On the twelfth day of Christmas my true love sent to me...

Table, c. 1760, France; oak, with tulipwood and purplewood; holly, boxwood, sycamore and purplewood and gilt bronze, 727 x 532 x 310mm; acc. no. 3472

Twelve drummers drumming

This detail from a tabletop of an eighteenth-century French table (c. 1760) depicts two monkeys playing percussion. One beats his drum and plays a recorder while the other dances while he taps his tambourine high above his head. The former wears a hat adorned with a long feather. The tambourine player raises his foot as if to stomp towards his partner yet his head turns away. The dynamic torsion of his body adds a sense of energy to an otherwise calm and simple landscape. Behind them we see sparse trees and a group of small houses.

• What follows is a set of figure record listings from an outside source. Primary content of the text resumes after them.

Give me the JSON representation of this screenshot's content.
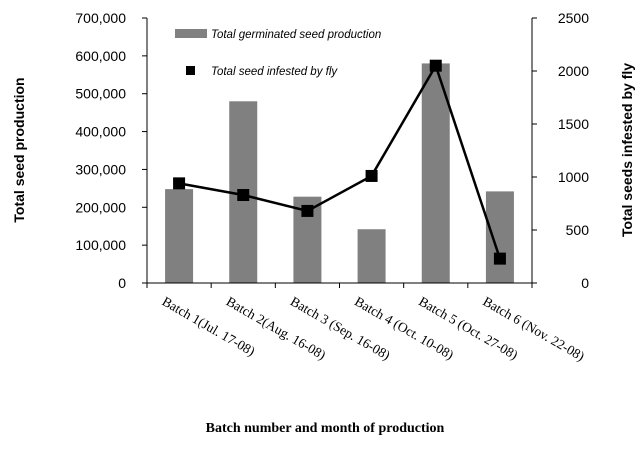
{
  "chart_data": {
    "type": "bar",
    "categories": [
      "Batch 1(Jul. 17-08)",
      "Batch 2(Aug. 16-08)",
      "Batch 3 (Sep. 16-08)",
      "Batch 4 (Oct. 10-08)",
      "Batch 5 (Oct. 27-08)",
      "Batch 6 (Nov. 22-08)"
    ],
    "series": [
      {
        "name": "Total germinated seed production",
        "type": "bar",
        "axis": "left",
        "color": "#808080",
        "values": [
          248000,
          480000,
          228000,
          142000,
          580000,
          242000
        ]
      },
      {
        "name": "Total seed infested by fly",
        "type": "line",
        "axis": "right",
        "color": "#000000",
        "marker": "square",
        "values": [
          940,
          830,
          680,
          1010,
          2050,
          230
        ]
      }
    ],
    "ylabel": "Total seed production",
    "y2label": "Total  seeds infested by fly",
    "xlabel": "Batch number and month of production",
    "ylim": [
      0,
      700000
    ],
    "y2lim": [
      0,
      2500
    ],
    "yticks": [
      "0",
      "100,000",
      "200,000",
      "300,000",
      "400,000",
      "500,000",
      "600,000",
      "700,000"
    ],
    "y2ticks": [
      "0",
      "500",
      "1000",
      "1500",
      "2000",
      "2500"
    ],
    "legend_position": "top-center"
  }
}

This scene is made in marquetry, a decorative technique in which veneers (thin slices) of exotic and coloured woods are cut out into patterns or pictures, and stuck to a piece of furniture.  The woods used include purplewood, holly, green- and grey-stained sycamore and boxwood. Unfortunately, eighteenth-century French marquetry bleaches and discolours in daylight, but the colours would have originally been much more vivid.

The marquetry scene and trophies on the top derive from two separate books of engravings published in Paris in the mid eighteenth-century. The monkey scene is taken from two engravings, entitled Le Tambour de Basque and Le Tambourin by Jean Baptiste Guélard, c 1730-1760 after designs by Christophe Huet (died 1759.) They are Numbers 10 and 11 of the second of two series of twelve prints of Huet’s compositions, both entitled Singeries ou Differentes Actions de la Vie Humaine Representées par des Singes Dediées au PublicGravées sur les desseins de C. Huet par J. Guélard.  This series, which depicted monkeys performing human actions, probably antedates 1741, the year that the third set engraved by Pierre Filloeil was advertised for sale in the Mercure de France.[1] Indeed, it was very common for prints such as these to be used as source material by artists and artisans for all sorts of decorative arts.


[1] G. de Bellaigue, Furniture Clocks and Gilt Bronzes, The James A. De Rothschild Collection at Waddesdon Mannor, 2 vols, i (London, 1974), p.466.